From: Ryan Roberts <ryan.roberts@arm.com>
To: "Matthew Wilcox (Oracle)" <willy@infradead.org>,
Andrew Morton <akpm@linux-foundation.org>
Cc: linux-mm@kvack.org, Aishwarya TCV <Aishwarya.TCV@arm.com>,
Mark Brown <broonie@kernel.org>, Ard Biesheuvel <ardb@kernel.org>
Subject: Re: [PATCH 4/8] mm: Add __dump_folio()
Date: Fri, 1 Mar 2024 10:21:10 +0000 [thread overview]
Message-ID: <6de0d026-cd8d-4152-97ca-d33d2a4e2e84@arm.com> (raw)
In-Reply-To: <20240227192337.757313-5-willy@infradead.org>
Hi Matthew,
On 27/02/2024 19:23, Matthew Wilcox (Oracle) wrote:
> Turn __dump_page() into a wrapper around __dump_folio(). Snapshot the
> page & folio into a stack variable so we don't hit BUG_ON() if an
> allocation is freed under us and what was a folio pointer becomes a
> pointer to a tail page.
I'm seeing a couple of panics caused by this patch. I already raised the first one at [1], and it looks like there is a bug in Ard's patch (which he now has a proposed fix for) which provokes the bug in this.
[1] https://lore.kernel.org/linux-arm-kernel/fc691e8d-1a50-4be6-a3b2-d60d6f2e2487@arm.com/
The other way to trigger it is to run the mm kselftest:
gup_test -ct -F 0x1 0 19 0x1000
This calls into the kernel and deliberately calls dump_page() via dump_pages_test() in gup_test.c.

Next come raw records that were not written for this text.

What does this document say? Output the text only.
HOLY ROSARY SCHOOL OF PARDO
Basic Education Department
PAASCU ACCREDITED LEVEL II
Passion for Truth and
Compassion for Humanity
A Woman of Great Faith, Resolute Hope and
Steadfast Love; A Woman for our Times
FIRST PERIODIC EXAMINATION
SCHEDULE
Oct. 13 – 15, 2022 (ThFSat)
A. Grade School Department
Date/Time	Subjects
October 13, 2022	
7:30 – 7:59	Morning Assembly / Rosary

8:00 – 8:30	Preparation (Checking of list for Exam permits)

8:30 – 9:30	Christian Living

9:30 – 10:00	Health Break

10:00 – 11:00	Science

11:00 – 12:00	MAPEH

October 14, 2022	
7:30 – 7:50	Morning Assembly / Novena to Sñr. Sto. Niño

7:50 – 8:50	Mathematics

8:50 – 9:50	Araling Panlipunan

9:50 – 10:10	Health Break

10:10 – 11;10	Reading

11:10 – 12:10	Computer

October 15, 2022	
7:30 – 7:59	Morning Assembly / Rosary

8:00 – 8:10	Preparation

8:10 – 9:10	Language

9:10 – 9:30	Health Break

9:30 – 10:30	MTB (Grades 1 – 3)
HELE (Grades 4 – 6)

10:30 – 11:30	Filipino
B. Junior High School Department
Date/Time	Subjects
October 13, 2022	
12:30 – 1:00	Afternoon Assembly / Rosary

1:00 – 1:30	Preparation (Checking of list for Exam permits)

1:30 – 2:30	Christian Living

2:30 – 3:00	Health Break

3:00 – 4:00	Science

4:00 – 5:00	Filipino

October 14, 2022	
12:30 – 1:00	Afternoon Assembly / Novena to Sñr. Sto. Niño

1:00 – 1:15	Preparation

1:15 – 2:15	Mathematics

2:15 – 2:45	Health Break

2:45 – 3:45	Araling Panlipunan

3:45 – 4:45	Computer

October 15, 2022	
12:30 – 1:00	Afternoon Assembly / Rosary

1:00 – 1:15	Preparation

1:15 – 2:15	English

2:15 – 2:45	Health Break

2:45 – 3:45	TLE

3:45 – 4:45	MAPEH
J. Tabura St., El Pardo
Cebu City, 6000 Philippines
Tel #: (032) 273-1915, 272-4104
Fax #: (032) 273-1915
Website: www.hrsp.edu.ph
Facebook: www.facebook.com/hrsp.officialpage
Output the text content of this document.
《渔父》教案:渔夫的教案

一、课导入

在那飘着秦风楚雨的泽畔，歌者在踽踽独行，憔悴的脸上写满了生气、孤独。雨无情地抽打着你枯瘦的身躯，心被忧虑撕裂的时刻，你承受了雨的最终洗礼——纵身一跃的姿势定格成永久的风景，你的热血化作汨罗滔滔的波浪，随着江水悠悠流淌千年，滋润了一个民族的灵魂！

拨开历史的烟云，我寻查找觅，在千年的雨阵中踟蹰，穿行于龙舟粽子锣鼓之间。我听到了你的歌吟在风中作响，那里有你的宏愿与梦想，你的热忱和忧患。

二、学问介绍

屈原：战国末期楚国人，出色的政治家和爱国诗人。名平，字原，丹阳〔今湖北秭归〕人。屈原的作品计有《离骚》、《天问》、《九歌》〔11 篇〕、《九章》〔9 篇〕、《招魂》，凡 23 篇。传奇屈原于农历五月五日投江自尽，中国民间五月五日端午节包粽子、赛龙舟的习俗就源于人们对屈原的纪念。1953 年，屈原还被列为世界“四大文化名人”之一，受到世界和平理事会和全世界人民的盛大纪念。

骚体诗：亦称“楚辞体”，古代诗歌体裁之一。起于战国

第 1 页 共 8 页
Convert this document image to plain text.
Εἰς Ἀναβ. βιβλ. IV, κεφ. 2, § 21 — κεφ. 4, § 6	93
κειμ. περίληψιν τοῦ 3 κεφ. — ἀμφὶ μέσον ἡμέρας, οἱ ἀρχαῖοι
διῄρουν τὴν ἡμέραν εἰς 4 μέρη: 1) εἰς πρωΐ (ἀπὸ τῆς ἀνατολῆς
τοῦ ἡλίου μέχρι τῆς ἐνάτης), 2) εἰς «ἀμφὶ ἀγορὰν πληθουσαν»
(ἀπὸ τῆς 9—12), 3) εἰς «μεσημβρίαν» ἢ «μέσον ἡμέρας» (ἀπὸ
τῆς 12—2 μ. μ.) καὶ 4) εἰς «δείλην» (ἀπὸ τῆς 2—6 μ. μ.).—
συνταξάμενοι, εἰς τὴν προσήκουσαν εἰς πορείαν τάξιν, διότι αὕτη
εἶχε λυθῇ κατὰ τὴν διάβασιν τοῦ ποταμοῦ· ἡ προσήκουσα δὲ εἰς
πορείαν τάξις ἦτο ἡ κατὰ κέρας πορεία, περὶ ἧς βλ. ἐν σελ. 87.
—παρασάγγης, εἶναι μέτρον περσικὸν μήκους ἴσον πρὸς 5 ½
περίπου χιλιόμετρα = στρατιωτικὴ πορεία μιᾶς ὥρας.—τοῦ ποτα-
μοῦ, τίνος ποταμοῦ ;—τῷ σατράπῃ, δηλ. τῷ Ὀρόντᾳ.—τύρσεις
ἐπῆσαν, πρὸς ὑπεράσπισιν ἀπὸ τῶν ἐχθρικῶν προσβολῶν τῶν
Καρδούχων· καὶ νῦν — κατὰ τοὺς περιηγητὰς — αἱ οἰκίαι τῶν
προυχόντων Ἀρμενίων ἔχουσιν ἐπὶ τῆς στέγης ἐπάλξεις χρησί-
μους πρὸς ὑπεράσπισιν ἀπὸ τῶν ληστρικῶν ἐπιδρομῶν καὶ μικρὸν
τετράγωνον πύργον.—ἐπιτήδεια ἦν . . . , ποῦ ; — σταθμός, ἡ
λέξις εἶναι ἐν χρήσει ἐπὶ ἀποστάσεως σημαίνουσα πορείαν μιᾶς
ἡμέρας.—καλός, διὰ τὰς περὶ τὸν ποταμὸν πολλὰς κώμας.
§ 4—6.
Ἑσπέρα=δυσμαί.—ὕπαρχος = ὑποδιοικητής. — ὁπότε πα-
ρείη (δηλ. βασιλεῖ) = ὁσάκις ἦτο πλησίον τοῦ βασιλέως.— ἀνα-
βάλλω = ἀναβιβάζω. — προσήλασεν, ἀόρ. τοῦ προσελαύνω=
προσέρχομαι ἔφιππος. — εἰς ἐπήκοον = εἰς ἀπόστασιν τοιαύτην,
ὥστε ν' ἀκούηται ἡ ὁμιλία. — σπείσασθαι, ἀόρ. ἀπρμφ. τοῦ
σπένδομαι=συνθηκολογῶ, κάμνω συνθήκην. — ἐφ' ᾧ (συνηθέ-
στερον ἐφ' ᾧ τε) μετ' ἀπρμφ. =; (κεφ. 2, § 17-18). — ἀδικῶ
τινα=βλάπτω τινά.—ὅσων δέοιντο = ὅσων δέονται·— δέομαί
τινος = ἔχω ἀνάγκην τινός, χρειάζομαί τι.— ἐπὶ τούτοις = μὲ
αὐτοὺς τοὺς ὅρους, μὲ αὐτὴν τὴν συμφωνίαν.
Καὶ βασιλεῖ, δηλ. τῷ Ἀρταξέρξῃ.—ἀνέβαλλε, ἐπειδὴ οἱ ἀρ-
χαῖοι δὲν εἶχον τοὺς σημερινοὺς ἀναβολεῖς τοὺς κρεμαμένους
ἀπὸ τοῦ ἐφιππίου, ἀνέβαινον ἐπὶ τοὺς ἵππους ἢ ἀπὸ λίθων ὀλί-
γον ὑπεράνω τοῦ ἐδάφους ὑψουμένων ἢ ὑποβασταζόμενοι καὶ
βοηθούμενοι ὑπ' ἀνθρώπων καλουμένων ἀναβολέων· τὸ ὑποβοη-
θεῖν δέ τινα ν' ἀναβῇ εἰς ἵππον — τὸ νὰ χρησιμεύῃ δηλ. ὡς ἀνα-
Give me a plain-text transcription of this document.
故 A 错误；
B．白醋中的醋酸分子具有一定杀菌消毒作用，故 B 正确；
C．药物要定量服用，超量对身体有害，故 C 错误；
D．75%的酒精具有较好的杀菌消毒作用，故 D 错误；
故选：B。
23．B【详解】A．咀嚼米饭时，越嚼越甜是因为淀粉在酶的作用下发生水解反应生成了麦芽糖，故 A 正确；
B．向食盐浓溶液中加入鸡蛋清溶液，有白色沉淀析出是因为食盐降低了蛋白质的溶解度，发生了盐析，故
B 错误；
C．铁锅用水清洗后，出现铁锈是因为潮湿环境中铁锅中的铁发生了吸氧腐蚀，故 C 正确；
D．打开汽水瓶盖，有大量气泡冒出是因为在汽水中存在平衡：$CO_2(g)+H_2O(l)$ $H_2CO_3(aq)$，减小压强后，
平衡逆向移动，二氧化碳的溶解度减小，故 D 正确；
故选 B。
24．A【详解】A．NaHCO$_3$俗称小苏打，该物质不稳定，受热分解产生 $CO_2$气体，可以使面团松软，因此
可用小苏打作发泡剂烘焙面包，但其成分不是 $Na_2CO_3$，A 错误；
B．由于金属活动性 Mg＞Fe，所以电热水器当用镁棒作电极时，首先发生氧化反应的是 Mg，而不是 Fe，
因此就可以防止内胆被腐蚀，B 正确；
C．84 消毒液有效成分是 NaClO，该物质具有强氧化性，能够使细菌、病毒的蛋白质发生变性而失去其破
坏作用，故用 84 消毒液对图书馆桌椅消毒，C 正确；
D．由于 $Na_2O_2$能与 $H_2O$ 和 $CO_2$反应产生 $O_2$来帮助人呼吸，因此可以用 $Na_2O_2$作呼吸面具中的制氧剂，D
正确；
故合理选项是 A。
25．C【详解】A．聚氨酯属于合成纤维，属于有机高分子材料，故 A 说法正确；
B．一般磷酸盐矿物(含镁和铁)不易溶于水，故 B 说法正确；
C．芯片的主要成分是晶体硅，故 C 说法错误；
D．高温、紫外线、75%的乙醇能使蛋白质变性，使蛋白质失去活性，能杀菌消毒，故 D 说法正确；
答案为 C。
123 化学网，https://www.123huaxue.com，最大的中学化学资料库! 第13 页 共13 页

Panic is as follows (root cause identified below):
[ 22.994800] Unable to handle kernel NULL pointer dereference at virtual address 0000000000000008
[ 22.995428] Mem abort info:
[ 22.995617] ESR = 0x0000000096000005
[ 22.995867] EC = 0x25: DABT (current EL), IL = 32 bits
[ 22.996215] SET = 0, FnV = 0
[ 22.996419] EA = 0, S1PTW = 0
[ 22.996628] FSC = 0x05: level 1 translation fault
[ 22.996951] Data abort info:
[ 22.997145] ISV = 0, ISS = 0x00000005, ISS2 = 0x00000000
[ 22.997541] CM = 0, WnR = 0, TnD = 0, TagAccess = 0
[ 22.998025] GCS = 0, Overlay = 0, DirtyBit = 0, Xs = 0
[ 22.998438] user pgtable: 4k pages, 39-bit VAs, pgdp=000000019f2d6000
[ 22.998937] [0000000000000008] pgd=0000000000000000, p4d=0000000000000000, pud=0000000000000000
[ 22.999608] Internal error: Oops: 0000000096000005 [#1] PREEMPT SMP
[ 23.000083] Modules linked in:
[ 23.000319] CPU: 6 PID: 1222 Comm: gup_test Not tainted 6.8.0-rc6-00915-g7f43e0f76e47 #2
[ 23.000883] Hardware name: linux,dummy-virt (DT)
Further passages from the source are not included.